Dans cette dernière partie du discours, nous avons l’explication de ce don, mais aussi sa raison : « pour que vous demeuriez en moi, et que moi je demeure en vous ». Le verbe « demeurer » est magnifique, il insiste lui aussi sur la durée, la constance. Demeurer, ce n’est pas passer furtivement à la va-vite. Demeurer, c’est s’enraciner, expérimenter, persévérer. Jésus n’a qu’un seul désir qu’il exprime à chacun d’entre nous : « j’ai l’immense désir de demeurer en toi pour que par la force de vie que je t’offre, tu puisses réciproquement demeurer en moi ». Communier, c’est laisser le Seigneur demeurer en nous et nous en Lui. Quelle merveilleuse relation d’amour. Mais l’amour reçu n’a qu’une seule destinée : être partagé, offert aux autres.

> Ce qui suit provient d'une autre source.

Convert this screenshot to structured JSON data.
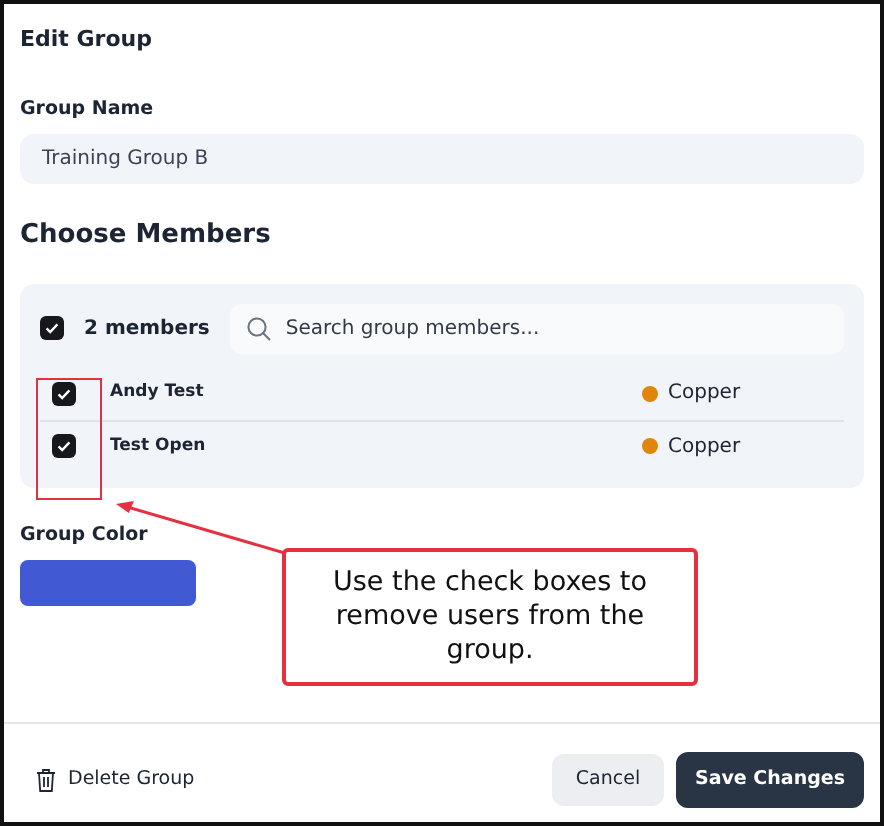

Je ne sais pas si certain d’entre-nous entreprennent de faire un régime, c’est une question qui, par délicatesse ne se pose pas ! On se prive, ou on évite tel ou tel aliment dans le but de perdre quelques kilos. Dans ce cas là, il faut se priver pour perdre ! Et bien l’eucharistie, c’est je dirai comme un contre-régime, car c’est la démarche est inverse. Jésus nous invite à prendre son corps, à communier sans modération non pas pour perdre quelque chose, mais au contraire pour augmenter, pour grandir, en amour dans notre quotidien, pour incorporer le Christ dans notre vie et en rendre témoignage. Il n’y a pas si longtemps dans l’Eglise, on restreignait l’accès à la communion. Chacun devait estimer en conscience s’il la méritait. Je ne suis pas sûr que cette recommandation soit fidèle à l’évangile, car c’est précisément parce que personne n’est d’emblée digne de recevoir le Seigneur (et nous le disons tous avant d’aller communier) que nous approchons de l’eucharistie pour en être vivifié et sanctifié. Avons-nous bien entendu le discours de Jésus : « Si vous ne mangez pas la chair du Fils de l’homme, si vous ne buvez pas son sang, vous n’avez pas la vie en vous. ». Nul ne peut être exclu de la vie que Dieu veut lui donner.
Seigneur, mets au fond de notre cœur, le désir de te recevoir dans notre demeure afin de demeurer en toi. Amen.